The wild geese stopped on the nearby pond to eat grain and rest while continuing their southward trek to winter.
Sylvester and Eunice lost their oldest daughter, Harriet in April 1905 with “black” measles, they called it. She was 27 years old. She left a husband and baby boy George, 8 months old.
By now, all Eunice’s and Sylvester’s children were married except Mary and Birdie, with homes of their own nearby in Kansas.
Hearing of the Arkansas Ozarks and apple orchards there, Sylvester decided to sell out and move there.
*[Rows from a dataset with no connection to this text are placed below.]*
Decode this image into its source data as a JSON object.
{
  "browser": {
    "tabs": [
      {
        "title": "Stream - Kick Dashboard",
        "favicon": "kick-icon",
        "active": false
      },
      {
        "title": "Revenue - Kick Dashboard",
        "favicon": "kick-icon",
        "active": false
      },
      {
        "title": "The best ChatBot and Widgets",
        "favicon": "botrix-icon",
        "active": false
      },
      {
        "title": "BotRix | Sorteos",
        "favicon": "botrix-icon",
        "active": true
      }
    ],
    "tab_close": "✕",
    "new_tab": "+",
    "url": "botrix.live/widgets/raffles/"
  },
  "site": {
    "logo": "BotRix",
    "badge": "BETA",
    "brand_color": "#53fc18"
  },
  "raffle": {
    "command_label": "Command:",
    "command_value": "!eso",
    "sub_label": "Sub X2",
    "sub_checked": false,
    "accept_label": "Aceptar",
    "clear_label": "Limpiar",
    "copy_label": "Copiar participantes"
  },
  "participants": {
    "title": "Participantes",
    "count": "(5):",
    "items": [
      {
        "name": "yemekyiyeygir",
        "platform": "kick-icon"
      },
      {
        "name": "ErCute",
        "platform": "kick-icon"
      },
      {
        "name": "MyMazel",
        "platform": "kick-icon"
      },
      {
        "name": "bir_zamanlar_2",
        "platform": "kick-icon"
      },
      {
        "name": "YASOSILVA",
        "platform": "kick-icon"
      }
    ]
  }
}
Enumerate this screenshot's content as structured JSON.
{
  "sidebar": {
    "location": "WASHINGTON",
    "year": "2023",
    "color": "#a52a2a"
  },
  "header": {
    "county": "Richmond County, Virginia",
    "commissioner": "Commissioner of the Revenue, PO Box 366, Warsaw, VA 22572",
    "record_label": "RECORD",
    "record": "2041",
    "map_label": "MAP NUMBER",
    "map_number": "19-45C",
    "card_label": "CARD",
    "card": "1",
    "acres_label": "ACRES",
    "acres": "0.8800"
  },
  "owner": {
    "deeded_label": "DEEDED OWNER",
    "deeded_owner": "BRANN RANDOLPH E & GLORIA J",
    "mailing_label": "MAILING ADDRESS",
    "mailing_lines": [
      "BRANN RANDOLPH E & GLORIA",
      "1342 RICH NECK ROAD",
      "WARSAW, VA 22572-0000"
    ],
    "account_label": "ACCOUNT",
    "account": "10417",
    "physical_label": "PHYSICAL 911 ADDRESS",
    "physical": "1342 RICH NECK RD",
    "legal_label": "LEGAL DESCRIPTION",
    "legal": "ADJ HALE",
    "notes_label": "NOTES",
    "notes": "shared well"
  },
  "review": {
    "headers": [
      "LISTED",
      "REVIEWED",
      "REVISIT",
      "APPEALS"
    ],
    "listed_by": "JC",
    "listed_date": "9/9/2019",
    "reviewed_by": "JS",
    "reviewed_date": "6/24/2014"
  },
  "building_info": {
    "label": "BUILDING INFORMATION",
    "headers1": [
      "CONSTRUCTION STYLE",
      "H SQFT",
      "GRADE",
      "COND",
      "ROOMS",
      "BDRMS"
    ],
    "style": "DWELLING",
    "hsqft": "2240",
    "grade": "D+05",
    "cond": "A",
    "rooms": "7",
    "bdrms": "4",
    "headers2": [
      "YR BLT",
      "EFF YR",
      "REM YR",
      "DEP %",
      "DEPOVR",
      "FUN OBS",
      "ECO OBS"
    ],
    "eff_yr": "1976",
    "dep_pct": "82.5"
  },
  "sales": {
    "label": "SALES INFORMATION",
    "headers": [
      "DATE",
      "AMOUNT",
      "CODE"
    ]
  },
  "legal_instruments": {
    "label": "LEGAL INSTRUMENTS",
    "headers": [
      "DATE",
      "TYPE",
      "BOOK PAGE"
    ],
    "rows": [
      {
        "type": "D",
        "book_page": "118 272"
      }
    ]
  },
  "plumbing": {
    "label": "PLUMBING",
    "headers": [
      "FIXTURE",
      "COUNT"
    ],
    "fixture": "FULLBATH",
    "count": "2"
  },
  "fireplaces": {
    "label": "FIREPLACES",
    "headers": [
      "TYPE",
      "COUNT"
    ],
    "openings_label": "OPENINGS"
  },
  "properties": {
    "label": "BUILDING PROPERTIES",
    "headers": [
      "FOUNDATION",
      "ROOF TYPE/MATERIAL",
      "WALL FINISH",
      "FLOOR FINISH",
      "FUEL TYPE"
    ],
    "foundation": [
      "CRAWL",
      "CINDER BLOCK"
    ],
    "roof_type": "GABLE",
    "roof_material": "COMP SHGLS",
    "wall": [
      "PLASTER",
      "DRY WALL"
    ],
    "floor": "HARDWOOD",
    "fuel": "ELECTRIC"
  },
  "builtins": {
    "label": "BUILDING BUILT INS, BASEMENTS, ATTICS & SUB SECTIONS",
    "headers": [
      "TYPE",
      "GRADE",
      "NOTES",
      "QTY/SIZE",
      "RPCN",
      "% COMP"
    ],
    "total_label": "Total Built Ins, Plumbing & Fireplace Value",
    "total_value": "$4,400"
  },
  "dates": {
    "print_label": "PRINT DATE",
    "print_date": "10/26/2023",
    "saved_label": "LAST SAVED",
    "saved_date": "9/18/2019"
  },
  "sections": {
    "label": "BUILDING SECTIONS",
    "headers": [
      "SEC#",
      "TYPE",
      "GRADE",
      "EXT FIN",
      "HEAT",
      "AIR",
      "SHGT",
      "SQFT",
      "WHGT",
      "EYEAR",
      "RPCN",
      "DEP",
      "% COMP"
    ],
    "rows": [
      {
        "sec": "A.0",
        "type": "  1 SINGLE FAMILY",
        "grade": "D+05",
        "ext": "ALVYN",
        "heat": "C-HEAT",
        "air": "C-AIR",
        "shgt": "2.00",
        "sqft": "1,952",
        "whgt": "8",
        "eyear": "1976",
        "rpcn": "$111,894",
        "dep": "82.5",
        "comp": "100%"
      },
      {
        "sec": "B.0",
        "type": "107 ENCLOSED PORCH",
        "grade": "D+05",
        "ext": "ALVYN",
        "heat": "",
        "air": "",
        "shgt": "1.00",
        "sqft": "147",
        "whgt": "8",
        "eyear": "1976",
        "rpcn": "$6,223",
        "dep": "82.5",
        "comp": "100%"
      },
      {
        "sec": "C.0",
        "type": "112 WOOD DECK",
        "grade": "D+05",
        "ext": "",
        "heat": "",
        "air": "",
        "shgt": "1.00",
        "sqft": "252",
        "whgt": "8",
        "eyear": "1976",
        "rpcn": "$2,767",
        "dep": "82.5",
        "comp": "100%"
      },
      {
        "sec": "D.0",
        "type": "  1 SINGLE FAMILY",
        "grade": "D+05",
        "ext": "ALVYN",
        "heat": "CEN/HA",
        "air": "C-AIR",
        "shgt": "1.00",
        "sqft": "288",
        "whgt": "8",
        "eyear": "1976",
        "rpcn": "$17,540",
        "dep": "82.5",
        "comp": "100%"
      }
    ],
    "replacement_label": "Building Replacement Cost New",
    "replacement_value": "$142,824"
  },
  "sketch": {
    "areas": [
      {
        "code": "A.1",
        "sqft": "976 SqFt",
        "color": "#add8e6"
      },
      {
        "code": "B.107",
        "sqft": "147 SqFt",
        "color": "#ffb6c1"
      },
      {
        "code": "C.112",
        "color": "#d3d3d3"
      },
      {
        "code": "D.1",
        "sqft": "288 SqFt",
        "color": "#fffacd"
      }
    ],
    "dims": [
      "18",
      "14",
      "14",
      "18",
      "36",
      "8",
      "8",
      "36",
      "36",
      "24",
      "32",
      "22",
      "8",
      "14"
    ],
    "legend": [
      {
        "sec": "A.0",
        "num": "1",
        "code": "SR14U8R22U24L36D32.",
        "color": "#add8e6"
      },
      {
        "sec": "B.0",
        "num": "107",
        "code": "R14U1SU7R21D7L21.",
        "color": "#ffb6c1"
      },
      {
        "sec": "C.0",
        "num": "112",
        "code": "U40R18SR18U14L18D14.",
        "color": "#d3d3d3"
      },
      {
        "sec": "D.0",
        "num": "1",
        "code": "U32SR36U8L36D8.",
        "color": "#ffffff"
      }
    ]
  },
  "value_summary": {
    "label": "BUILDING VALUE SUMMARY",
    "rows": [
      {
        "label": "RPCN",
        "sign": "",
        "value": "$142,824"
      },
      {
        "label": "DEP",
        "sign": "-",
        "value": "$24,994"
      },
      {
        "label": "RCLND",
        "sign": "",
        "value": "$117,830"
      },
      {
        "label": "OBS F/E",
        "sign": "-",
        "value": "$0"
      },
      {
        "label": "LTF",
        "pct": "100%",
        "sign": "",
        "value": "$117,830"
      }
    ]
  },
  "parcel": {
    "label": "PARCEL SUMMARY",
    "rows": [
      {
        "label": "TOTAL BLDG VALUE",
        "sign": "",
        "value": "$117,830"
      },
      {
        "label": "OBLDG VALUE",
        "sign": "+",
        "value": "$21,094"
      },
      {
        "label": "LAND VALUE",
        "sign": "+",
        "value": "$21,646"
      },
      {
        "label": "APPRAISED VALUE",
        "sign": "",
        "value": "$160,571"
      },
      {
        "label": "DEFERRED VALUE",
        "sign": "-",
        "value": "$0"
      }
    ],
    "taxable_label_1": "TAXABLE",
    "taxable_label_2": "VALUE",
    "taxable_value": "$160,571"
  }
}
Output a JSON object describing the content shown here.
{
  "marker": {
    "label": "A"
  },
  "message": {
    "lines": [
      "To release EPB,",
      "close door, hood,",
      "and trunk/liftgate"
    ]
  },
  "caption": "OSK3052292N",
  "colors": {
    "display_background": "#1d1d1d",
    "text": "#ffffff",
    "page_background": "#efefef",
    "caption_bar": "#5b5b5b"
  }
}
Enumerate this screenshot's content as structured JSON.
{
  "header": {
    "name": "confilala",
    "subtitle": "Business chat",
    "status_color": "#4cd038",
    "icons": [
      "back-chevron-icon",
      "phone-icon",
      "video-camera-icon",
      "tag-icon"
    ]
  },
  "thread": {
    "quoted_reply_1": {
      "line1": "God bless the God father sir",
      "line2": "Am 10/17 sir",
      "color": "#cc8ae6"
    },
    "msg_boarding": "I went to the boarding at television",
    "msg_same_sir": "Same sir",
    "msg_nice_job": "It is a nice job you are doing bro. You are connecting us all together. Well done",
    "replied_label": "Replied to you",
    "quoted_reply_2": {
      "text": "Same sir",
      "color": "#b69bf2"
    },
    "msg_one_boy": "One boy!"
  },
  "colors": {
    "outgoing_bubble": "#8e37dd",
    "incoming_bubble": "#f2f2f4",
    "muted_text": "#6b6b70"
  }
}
He went back by train and bought a beautiful 3-story, 10-room house on Sugar Creek in Benton County. It was about 5 miles north of Bentonville, and about 5 miles south of the Missouri line. They lived there until 1916 when they sold out and moved to Bentonville in the western part of town where Eunice had a nice garden in back, a front porch the grandchildren loved and a neighbor who owned a talking parrot. “Polly wants a cracker,” was his favorite expression—perhaps his only.
All the married children followed their parents to Arkansas. Meril, Annie and children moved to the old Mills place, [but] soon moved back to western Kansas where they lived until they died.
Emanuel with his wife Okie [?] and children Viola Ruth, Charlie, Inez, Grace, Mimi and Maxine moved to El Reno, Oklahoma, where he worked for the Railroad until he retired.
Birdie married Ariel Royer in Arkansas, soon going to Pinole, California. Mary married Ferdy Bingham, a Lowell, Arkansas man.
Thomas and Belle traded their wheat farm in Kansas for a 480-acre farm in the Dug Hill Community on Sugar Creek about 9 miles north of Bentonville. They lived on this farm the rest of their lives. Five children were born and grew up here except one, Charles Hurley, who died at age 4 months.
James V. was the first son born, on January 11, 1907 to Belle and Tom, also the first of the Green family to be born in Benton County. Two years later, December 22, 1909, Mary Eunice was the first girl born. Alice Gladys, born January 18, 1911 [Ggma] was the next girl, then Andrew Jackson, born on January 15, 1913, and Charles Hurley in 1915, died the same year.
Florence widowed followed her brother Meril back to Rolla, Kansas, where she lived with her 2nd husband, Otto Kraber, until she died fairly young [59].